娇娘后怕地抚了抚胸口,偏头看向来人,满脸感激。
呜呜,好在他来得及时,不然自己这回真的要摔惨了。
裴珣微微垂眸,对上一双眼眶通红的杏眸,那杏眸里泛着盈盈水光,此时看向他,犹如看向救命稻草。
他扶着她站稳,视线向下,看向她的腿和脚。
“腿疼?还是哪里不适?”
娇娘摇头。不疼,只是站得久了,脚有些麻,一时没站稳罢了,这会已无事了。
见她确无大碍,裴珣便松开手,转身朝上座的裴夫人行礼。
“母亲,儿子听闻您今日回府,特来请安。
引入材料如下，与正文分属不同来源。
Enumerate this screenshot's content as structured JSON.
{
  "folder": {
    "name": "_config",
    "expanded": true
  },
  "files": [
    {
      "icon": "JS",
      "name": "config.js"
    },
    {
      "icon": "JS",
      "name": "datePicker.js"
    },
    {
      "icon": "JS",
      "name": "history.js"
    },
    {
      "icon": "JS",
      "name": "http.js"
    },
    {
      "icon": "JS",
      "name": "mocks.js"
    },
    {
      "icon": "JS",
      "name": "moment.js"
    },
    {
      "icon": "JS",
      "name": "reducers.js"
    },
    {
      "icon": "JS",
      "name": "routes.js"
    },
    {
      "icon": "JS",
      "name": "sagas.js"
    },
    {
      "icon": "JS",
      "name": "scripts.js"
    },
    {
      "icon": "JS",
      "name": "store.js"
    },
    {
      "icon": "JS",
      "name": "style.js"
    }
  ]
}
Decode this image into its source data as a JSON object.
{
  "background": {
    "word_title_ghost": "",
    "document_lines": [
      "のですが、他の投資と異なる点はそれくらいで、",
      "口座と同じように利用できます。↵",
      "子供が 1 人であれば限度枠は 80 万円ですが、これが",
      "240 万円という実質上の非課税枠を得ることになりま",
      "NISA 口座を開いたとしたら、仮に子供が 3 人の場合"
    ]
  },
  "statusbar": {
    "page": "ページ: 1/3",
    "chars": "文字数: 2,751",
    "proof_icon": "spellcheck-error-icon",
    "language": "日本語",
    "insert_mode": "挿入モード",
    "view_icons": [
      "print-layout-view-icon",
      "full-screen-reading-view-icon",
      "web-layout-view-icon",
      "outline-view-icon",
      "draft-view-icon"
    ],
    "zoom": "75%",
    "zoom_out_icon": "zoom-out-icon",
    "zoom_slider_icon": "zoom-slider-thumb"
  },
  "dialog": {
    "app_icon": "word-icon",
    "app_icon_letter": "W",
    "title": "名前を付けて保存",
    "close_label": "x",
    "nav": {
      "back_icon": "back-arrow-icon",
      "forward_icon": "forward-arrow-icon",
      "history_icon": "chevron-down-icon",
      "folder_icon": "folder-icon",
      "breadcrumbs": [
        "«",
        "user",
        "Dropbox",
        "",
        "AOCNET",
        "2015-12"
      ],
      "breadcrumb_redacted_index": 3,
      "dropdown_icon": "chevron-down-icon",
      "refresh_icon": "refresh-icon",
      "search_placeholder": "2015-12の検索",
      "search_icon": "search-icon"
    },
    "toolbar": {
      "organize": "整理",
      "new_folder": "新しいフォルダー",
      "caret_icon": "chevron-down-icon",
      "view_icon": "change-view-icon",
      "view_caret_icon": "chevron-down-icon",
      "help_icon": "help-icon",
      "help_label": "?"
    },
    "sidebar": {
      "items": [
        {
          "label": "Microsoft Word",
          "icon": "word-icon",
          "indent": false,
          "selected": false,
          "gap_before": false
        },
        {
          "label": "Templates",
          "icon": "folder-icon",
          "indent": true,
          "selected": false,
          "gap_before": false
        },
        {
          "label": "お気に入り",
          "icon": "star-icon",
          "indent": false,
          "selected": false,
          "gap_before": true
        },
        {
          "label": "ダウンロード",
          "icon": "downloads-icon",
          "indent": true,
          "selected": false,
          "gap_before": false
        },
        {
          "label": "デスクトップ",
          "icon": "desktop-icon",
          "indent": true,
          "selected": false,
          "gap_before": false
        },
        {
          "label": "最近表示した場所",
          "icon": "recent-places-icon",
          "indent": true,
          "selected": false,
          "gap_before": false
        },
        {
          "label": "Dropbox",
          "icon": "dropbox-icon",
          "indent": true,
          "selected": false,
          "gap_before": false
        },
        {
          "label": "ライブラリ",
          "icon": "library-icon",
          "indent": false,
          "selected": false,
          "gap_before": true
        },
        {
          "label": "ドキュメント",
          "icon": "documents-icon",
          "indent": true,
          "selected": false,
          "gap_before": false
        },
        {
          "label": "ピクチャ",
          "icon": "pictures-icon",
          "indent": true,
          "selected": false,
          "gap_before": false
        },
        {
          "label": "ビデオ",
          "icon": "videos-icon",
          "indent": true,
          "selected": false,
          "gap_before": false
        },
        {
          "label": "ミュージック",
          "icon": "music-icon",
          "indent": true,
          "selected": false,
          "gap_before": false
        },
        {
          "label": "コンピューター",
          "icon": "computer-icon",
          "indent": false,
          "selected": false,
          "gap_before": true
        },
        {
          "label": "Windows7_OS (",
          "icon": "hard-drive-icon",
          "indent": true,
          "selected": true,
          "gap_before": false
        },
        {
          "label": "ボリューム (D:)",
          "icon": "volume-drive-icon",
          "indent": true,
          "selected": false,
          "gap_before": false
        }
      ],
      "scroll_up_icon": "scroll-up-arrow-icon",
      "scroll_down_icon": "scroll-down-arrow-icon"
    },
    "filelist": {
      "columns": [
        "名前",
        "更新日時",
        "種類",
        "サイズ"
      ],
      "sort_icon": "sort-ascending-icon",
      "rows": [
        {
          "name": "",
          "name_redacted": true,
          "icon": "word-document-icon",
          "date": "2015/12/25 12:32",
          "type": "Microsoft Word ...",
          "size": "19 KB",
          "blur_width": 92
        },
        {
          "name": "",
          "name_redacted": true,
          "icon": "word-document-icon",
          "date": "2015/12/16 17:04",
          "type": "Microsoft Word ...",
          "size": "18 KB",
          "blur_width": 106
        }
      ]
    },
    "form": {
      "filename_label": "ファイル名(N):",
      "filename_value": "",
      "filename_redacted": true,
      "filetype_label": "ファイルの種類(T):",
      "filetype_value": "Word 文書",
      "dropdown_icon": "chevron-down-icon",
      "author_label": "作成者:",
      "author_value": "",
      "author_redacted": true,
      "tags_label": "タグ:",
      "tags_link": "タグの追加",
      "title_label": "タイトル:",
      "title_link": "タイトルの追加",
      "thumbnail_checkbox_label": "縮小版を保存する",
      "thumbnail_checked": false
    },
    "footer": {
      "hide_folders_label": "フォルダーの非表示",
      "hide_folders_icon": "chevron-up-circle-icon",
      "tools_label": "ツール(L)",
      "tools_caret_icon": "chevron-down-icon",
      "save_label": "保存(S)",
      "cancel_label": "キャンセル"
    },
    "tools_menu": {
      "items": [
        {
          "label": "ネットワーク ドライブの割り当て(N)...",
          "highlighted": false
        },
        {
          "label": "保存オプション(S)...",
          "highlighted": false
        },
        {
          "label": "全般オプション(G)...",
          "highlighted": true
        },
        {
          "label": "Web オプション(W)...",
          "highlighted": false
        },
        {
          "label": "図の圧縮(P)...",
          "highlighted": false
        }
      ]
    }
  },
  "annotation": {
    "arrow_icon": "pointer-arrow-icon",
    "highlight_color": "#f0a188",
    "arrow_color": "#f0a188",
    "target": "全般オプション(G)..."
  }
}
”
裴夫人瞧着堂下高大冷淡的庶子,胸中恼意更盛。
这孽障为何不死在战场上?为何偏要回来!
自三年前裴珣从边关归来,裴夫人便诸事不顺。她原也礼佛,却不曾像如今这般频繁。她之所以这般操劳,皆是因这孽障。
裴珣初归时,她一连数日被梦魇缠身。请大师来看,说是府中煞气冲撞。
家中何人带煞?裴夫人不作他想,当即派人打探这庶子在军中的行事。军中之事皆是隐秘,旁人难以窥探。裴夫人只隐约得知,庶子有如今功绩,每一步都踏着人命。
当下惊得越发寝食难安。
因而这些年,她越发笃信佛法,唯有如此,方能稍得安宁。不至被这孽障一身血煞之气惊扰。
这会瞧他一副冰冷有礼、硬邦邦拱手的模样,裴夫人按住心口,只觉一阵煞气扑面而来。说是特意请安,分明是存心吓她。
她欲将这孽障斥退,可他如今已官至三品,即便身为嫡母,也不可随意打骂发作。
一时之间,她竟拿这庶子毫无办法!
裴夫人攥着身旁嬷嬷的手臂,低喘几声。嬷嬷察觉不对,连忙奉上清心降火的茶汤,小心伺候她饮下。
堂下,裴珣垂眸敛目行礼,裴夫人不叫起,他便静立不动,眉宇间未见半分怨怼。
“二弟,许久不见了。”
一旁传来带笑的嗓音。裴珣略侧过脸,瞧向那端坐之人,面上神情不变,唤了声:“兄长。”
裴佑坐于椅上,面上感慨万千。
“自那年你投军,你我兄弟二人就未曾再见。四年前为兄外放赴任,而三年前你回京任职,咱们兄弟二人又是错过。这一晃便是几近十年啊。”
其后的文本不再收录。